El punto de inflexión llegó en 2022, cuando un tribunal de Manila revirtió la decisión y emitió órdenes de arresto por asesinato y plantación de pruebas. Sin embargo, los policías se dieron a la fuga. Durante meses, Panuelos y sus secuaces estuvieron en paradero desconocido, burlándose de la justicia mientras la familia de Diego temía que nunca fueran capturados.
Finalmente, la presión internacional surtió efecto. A principios de 2023, los tres policías se entregaron a las autoridades. Desde entonces, permanecen en prisión preventiva en una cárcel de Manila, habiéndoseles denegado la libertad bajo fianza debido a la gravedad de los cargos y al riesgo de fuga. Fue la primera gran victoria: ver a los verdugos de Diego tras las rejas, despojados de sus uniformes y su poder.
Paralelamente, la Audiencia Nacional en España abrió su propia causa bajo el principio de justicia universal. Aunque el juicio principal se desarrolla en Filipinas, la justicia española mantiene abierta la investigación como garantía de que, si el sistema filipino falla o se corrompe, habrá una vía alternativa para perseguir a los culpables internacionalmente.
El juicio en Manila ha sido un proceso lento y tortuoso, marcado por dilaciones burocráticas típicas del sistema judicial asiático. A lo largo de 2024 y 2025, la fiscalía presentó testigos clave y pruebas periciales irrefutables. Se demostró la manipulación de la escena del crimen y se expuso el modus operandi de la unidad policial de Panuelos.
En este enero de 2026, el proceso se encuentra en su fase final. La familia Bello espera una sentencia condenatoria inminente que imponga la cadena perpetua (reclusión perpetua) a los tres acusados. No existe la pena de muerte en Filipinas para estos casos, pero la familia busca que se pudran en la cárcel, lejos de la isla que mancharon.
El caso de Diego Bello trascendió lo personal para convertirse en una cuestión de Estado. Fue uno de los pocos casos de la sangrienta era Duterte que llegó a juicio con tanta visibilidad, sirviendo como prueba para la investigación que la Corte Penal Internacional (CPI) mantiene abierta contra el expresidente filipino por crímenes de lesa humanidad.
La lucha ha tenido un coste emocional y económico incalculable para la familia, que ha tenido que viajar repetidamente a Manila y costear abogados en dos continentes. Sin embargo, su perseverancia ha logrado lo que parecía imposible: romper la impunidad de la policía filipina en su propio terreno.
Hoy, Siargao sigue siendo un destino turístico, pero en la comunidad local el nombre de Diego se pronuncia con respeto y dolor. Sus amigos no olvidan al "gallego" que amaba el mar y que fue traicionado por quienes debían protegerlo. Su tienda sigue en la memoria de todos como el símbolo de un sueño roto.

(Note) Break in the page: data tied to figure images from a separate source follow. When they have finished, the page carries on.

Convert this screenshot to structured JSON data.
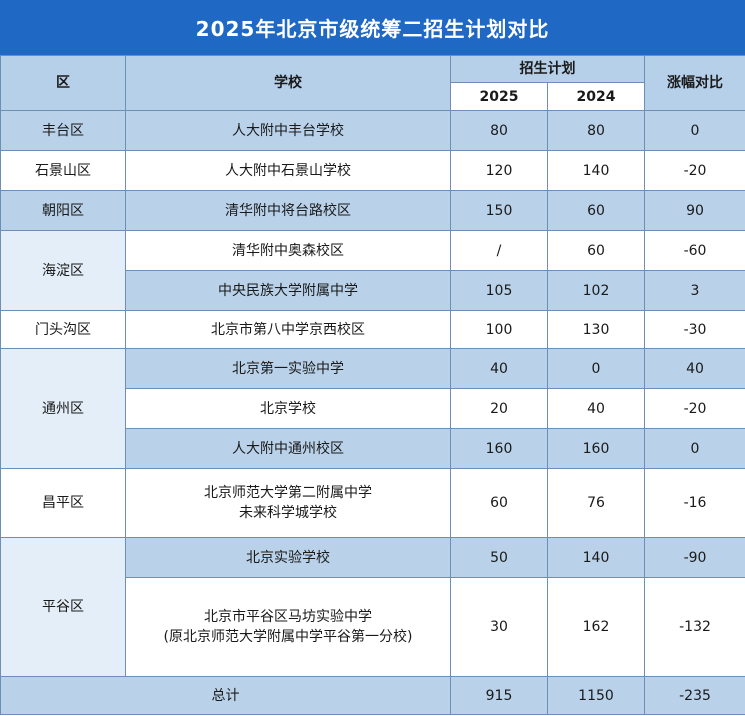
{
  "title": "2025年北京市级统筹二招生计划对比",
  "headers": {
    "district": "区",
    "school": "学校",
    "plan": "招生计划",
    "y2025": "2025",
    "y2024": "2024",
    "change": "涨幅对比"
  },
  "rows": [
    {
      "district": "丰台区",
      "school": [
        "人大附中丰台学校"
      ],
      "v2025": "80",
      "v2024": "80",
      "diff": "0"
    },
    {
      "district": "石景山区",
      "school": [
        "人大附中石景山学校"
      ],
      "v2025": "120",
      "v2024": "140",
      "diff": "-20"
    },
    {
      "district": "朝阳区",
      "school": [
        "清华附中将台路校区"
      ],
      "v2025": "150",
      "v2024": "60",
      "diff": "90"
    },
    {
      "district": "海淀区",
      "school": [
        "清华附中奥森校区"
      ],
      "v2025": "/",
      "v2024": "60",
      "diff": "-60"
    },
    {
      "district": "",
      "school": [
        "中央民族大学附属中学"
      ],
      "v2025": "105",
      "v2024": "102",
      "diff": "3"
    },
    {
      "district": "门头沟区",
      "school": [
        "北京市第八中学京西校区"
      ],
      "v2025": "100",
      "v2024": "130",
      "diff": "-30"
    },
    {
      "district": "通州区",
      "school": [
        "北京第一实验中学"
      ],
      "v2025": "40",
      "v2024": "0",
      "diff": "40"
    },
    {
      "district": "",
      "school": [
        "北京学校"
      ],
      "v2025": "20",
      "v2024": "40",
      "diff": "-20"
    },
    {
      "district": "",
      "school": [
        "人大附中通州校区"
      ],
      "v2025": "160",
      "v2024": "160",
      "diff": "0"
    },
    {
      "district": "昌平区",
      "school": [
        "北京师范大学第二附属中学",
        "未来科学城学校"
      ],
      "v2025": "60",
      "v2024": "76",
      "diff": "-16"
    },
    {
      "district": "平谷区",
      "school": [
        "北京实验学校"
      ],
      "v2025": "50",
      "v2024": "140",
      "diff": "-90"
    },
    {
      "district": "",
      "school": [
        "北京市平谷区马坊实验中学",
        "(原北京师范大学附属中学平谷第一分校)"
      ],
      "v2025": "30",
      "v2024": "162",
      "diff": "-132"
    }
  ],
  "total": {
    "label": "总计",
    "v2025": "915",
    "v2024": "1150",
    "diff": "-235"
  }
}
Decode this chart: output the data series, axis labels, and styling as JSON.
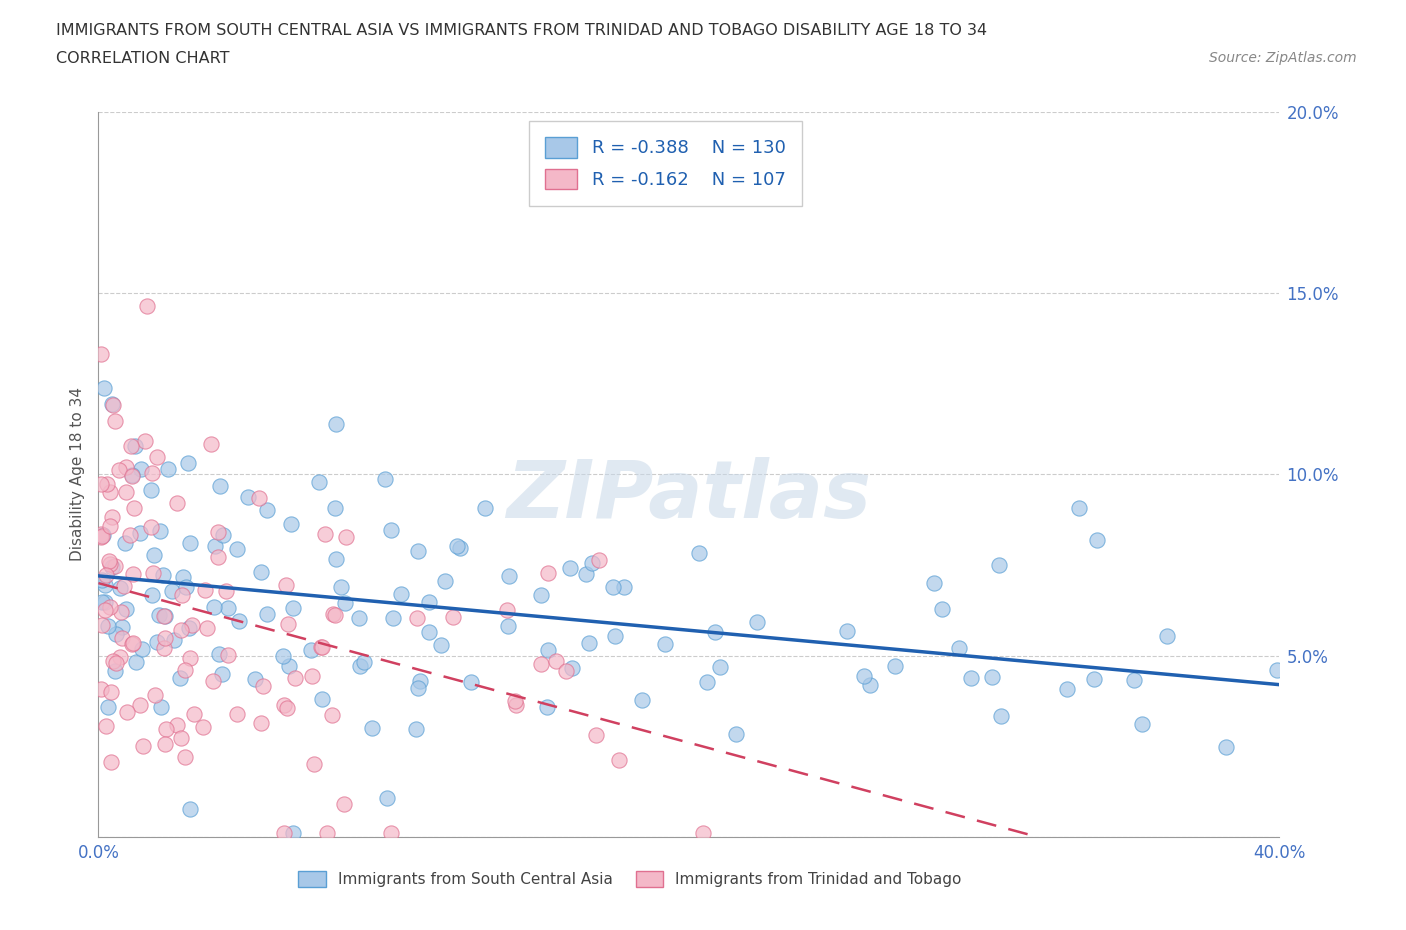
{
  "title_line1": "IMMIGRANTS FROM SOUTH CENTRAL ASIA VS IMMIGRANTS FROM TRINIDAD AND TOBAGO DISABILITY AGE 18 TO 34",
  "title_line2": "CORRELATION CHART",
  "source": "Source: ZipAtlas.com",
  "legend_blue_r": "-0.388",
  "legend_blue_n": "130",
  "legend_pink_r": "-0.162",
  "legend_pink_n": "107",
  "legend_label_blue": "Immigrants from South Central Asia",
  "legend_label_pink": "Immigrants from Trinidad and Tobago",
  "blue_color": "#a8c8e8",
  "blue_edge_color": "#5a9fd4",
  "pink_color": "#f4b8c8",
  "pink_edge_color": "#e07090",
  "blue_line_color": "#2060b0",
  "pink_line_color": "#d04060",
  "watermark": "ZIPatlas",
  "blue_R": -0.388,
  "pink_R": -0.162,
  "xmax": 0.4,
  "ymax": 0.2,
  "blue_intercept": 0.072,
  "blue_slope": -0.075,
  "pink_intercept": 0.07,
  "pink_slope": -0.22
}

A seis años del crimen, la sentencia está cerca, pero la justicia completa nunca llegará, porque nada devolverá a Diego. Sin embargo, lograr que Panuelos, Pazzo y Cortes pasen el resto de sus días en una celda será el mensaje definitivo de que la vida de Diego Bello importaba y de que, a veces, David puede vencer a Goliat, incluso si Goliat lleva placa y pistola.